Sanayi politikalarına yönelik yeniden canlanan ilgi, bu kısıtların gevşemekte olduğuna işaret ediyor olabilir. Birincisi, neoliberalizmin ideolojik üstünlüğü—ve belki daha da önemlisi, bütünlüğü—zayıflamış durumda; bu da sınırlı devlet müdahalesini ve kalkınmada özel sektörün önceliğini esas alan politikaların cazibesini azaltıyor. Sonuç olarak, özellikle gelişmiş ekonomilerin kendileri daha müdahaleci stratejiler benimsedikçe, sanayi politikalarını reddetmek giderek daha zor hale geliyor.Ne var ki neoliberalizme bütünlüklü bir alternatif olacak bir paradigma henüz ortaya çıkmadı ve devlet kapitalizminin (state capitalism) yükselen biçimleri, hâlâ baskın olan piyasa odaklı zorunluluklarla iç içe geçiyor. Yine de, Ilene Grabel’in ifadesiyle, küresel iktisadi ve finansal yönetişimde “üretken tutarsızlık” (productive incoherence)olarak nitelendirilebilecek bir döneme giriyor olabiliriz. Yani kalkınma normlarının yerleşik olmaktan çıktığı, politika deneylerinin giderek mümkün hâle geldiği bir evreye… Tutarlı ve etkili bir disiplin mekanizmasının yokluğu, politika alanını ve neoliberal “geleneksel” reçeteden sapma ihtimali taşıyan araçlarla yapılacak deneylerin kapsamını genişletiyor. Dahası, böylesi deneysellikler, bu alanda yeni küresel normların şekillenmesine de zemin hazırlayabilir.

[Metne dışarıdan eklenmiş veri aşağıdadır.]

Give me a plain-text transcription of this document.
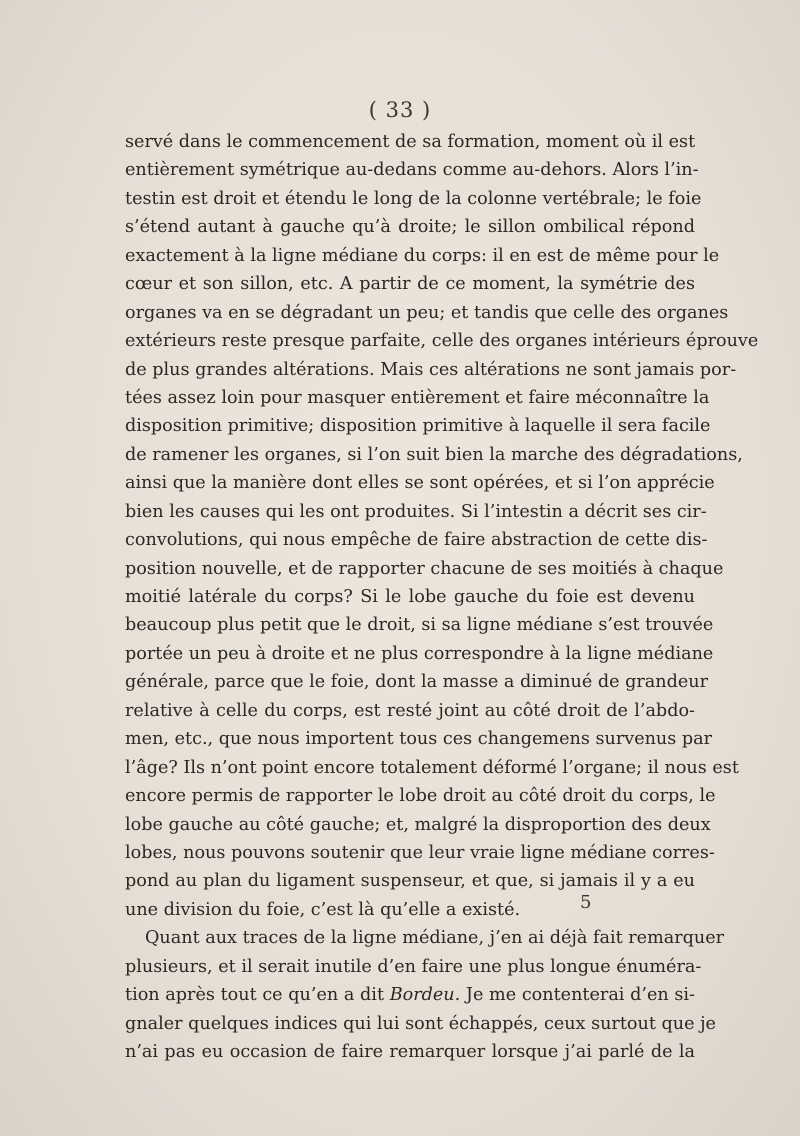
( 33 )
servé dans le commencement de sa formation, moment où il est
entièrement symétrique au-dedans comme au-dehors. Alors l’in-
testin est droit et étendu le long de la colonne vertébrale; le foie
s’étend autant à gauche qu’à droite; le sillon ombilical répond
exactement à la ligne médiane du corps: il en est de même pour le
cœur et son sillon, etc. A partir de ce moment, la symétrie des
organes va en se dégradant un peu; et tandis que celle des organes
extérieurs reste presque parfaite, celle des organes intérieurs éprouve
de plus grandes altérations. Mais ces altérations ne sont jamais por-
tées assez loin pour masquer entièrement et faire méconnaître la
disposition primitive; disposition primitive à laquelle il sera facile
de ramener les organes, si l’on suit bien la marche des dégradations,
ainsi que la manière dont elles se sont opérées, et si l’on apprécie
bien les causes qui les ont produites. Si l’intestin a décrit ses cir-
convolutions, qui nous empêche de faire abstraction de cette dis-
position nouvelle, et de rapporter chacune de ses moitiés à chaque
moitié latérale du corps? Si le lobe gauche du foie est devenu
beaucoup plus petit que le droit, si sa ligne médiane s’est trouvée
portée un peu à droite et ne plus correspondre à la ligne médiane
générale, parce que le foie, dont la masse a diminué de grandeur
relative à celle du corps, est resté joint au côté droit de l’abdo-
men, etc., que nous importent tous ces changemens survenus par
l’âge? Ils n’ont point encore totalement déformé l’organe; il nous est
encore permis de rapporter le lobe droit au côté droit du corps, le
lobe gauche au côté gauche; et, malgré la disproportion des deux
lobes, nous pouvons soutenir que leur vraie ligne médiane corres-
pond au plan du ligament suspenseur, et que, si jamais il y a eu
une division du foie, c’est là qu’elle a existé.
Quant aux traces de la ligne médiane, j’en ai déjà fait remarquer
plusieurs, et il serait inutile d’en faire une plus longue énuméra-
tion après tout ce qu’en a dit Bordeu. Je me contenterai d’en si-
gnaler quelques indices qui lui sont échappés, ceux surtout que je
n’ai pas eu occasion de faire remarquer lorsque j’ai parlé de la
5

İkinci olarak, çok taraflı ticaret rejiminin aşınması, gelişmekte olan ülkeler açısından sanayi politikalarını hayata geçirmekte belirli bir esneklik imkânı sunuyor. Dünya Ticaret Örgütü’nün (DTÖ) ihtilaf çözüm sistemi, ABD’nin yeni Temyiz Organı üyeliklerini bloke etmesi nedeniyle fiilen işlevsizleşti. Endonezya ve Hindistan’ın ihracat kısıtlamaları ile DTÖ kurallarını ihlal eden sübvansiyon programlarıyla ilgili olarak Kristen Hopewell’in vurguladığı üzere, gelişmekte olan ülkeler bu hukuki boşluktan—onun deyimiyle “boşluğa itiraz ederek”—yararlanmış ve DTÖ kurallarıyla bağdaşmayan sanayi politikası uygulamalarını sürdürdü. Bu durum, küresel Güney’deki politika yapıcıları, sanayi stratejilerini yasal yaptırım ya da doğrudan sonuçlarla karşılaşma korkusu olmaksızın hayata geçirme konusunda cesaretlendirebilir.
Süren kısıtlar
Tüm bu vaatlerine karşın, sanayi politikası alanının yeniden canlanışı, küresel finansal ve parasal sistemin daha geniş iktidar yapılarına içkin gerçeklerden bağımsız düşünülemez. Ampirik kanıtlar, sanayi politikalarının uygulanmasında çarpıcı bir asimetri olduğunu ortaya koyuyor: Daha varlıklı ülkeler, düşük gelirli muadillerine kıyasla çok daha fazla müdahaleyi hayata geçirebiliyor.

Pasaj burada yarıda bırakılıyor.